The workers have also agreed to accept a 4.5% wage increase offered by DSME, a union official representing the strikers told Reuters on Thursday.

“Strikers expressed their intention to accept the 4.5% wage hike offer if the issue regarding damage compensation lawsuits is resolved,” Jang Seok-won, director of public relations at the Korea Metal Workers’ Union (KMWU) told the news agency.

Damage compensation demanded by DSME for losses due to the strike has emerged as a key sticking point, according to the union.

The strike, which has so far cost the yard more than KRW 660bn ($504m), has already delayed the delivery of 12 vessels, the yard told a local news agency.

Contract workers had reportedly been asking for a 30% rise, which was later reduced to 15%, according to media reports.

Some 100 subcontractors have been occupying one drydock since 22 June 2022, reportedly halting construction on a VLCC.

Yonhap News Agency reported that the talks had entered a crucial phase on Friday, as labour and management struggled to reach a last-minute deal before the shipyard's two-week summer holiday begins this weekend.

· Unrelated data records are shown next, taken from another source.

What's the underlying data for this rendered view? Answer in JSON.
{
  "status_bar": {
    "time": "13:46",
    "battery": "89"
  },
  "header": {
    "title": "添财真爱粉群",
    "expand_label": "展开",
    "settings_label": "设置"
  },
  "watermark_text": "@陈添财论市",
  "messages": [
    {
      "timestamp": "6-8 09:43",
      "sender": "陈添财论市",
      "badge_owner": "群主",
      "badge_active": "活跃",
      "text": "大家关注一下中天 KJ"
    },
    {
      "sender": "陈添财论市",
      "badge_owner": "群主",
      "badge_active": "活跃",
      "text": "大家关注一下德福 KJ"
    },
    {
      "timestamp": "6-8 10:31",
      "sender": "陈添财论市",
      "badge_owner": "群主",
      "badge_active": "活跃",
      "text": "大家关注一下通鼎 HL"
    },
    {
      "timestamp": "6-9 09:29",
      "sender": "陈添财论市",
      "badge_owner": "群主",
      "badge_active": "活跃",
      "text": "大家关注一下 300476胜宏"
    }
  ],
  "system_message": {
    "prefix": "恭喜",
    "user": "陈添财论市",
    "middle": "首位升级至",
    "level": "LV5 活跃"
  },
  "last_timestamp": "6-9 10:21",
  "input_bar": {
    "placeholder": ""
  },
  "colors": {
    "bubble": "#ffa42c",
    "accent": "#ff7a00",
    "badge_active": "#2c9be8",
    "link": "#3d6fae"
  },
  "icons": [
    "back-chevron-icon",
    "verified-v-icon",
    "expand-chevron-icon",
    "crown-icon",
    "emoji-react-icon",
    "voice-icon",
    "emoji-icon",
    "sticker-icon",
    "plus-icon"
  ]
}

Police are said to be making preparations for a possible deployment to disband the striking workers if the labour-management negotiations eventually fall through, Yonhap reported.

South Korean President Yoon Suk-yeol has urged the contract shipyard workers to end the strike, which the government has said violates South Korea’s union laws.

“Illegal actions should be resolved swiftly and normalised … for everyone’s good,” Yoon told reporters in Seoul.

DSME registered a net loss of KRW 470bn in the first three months of 2022, which was attributed to increasing prices for steel plates and other shipbuilding materials.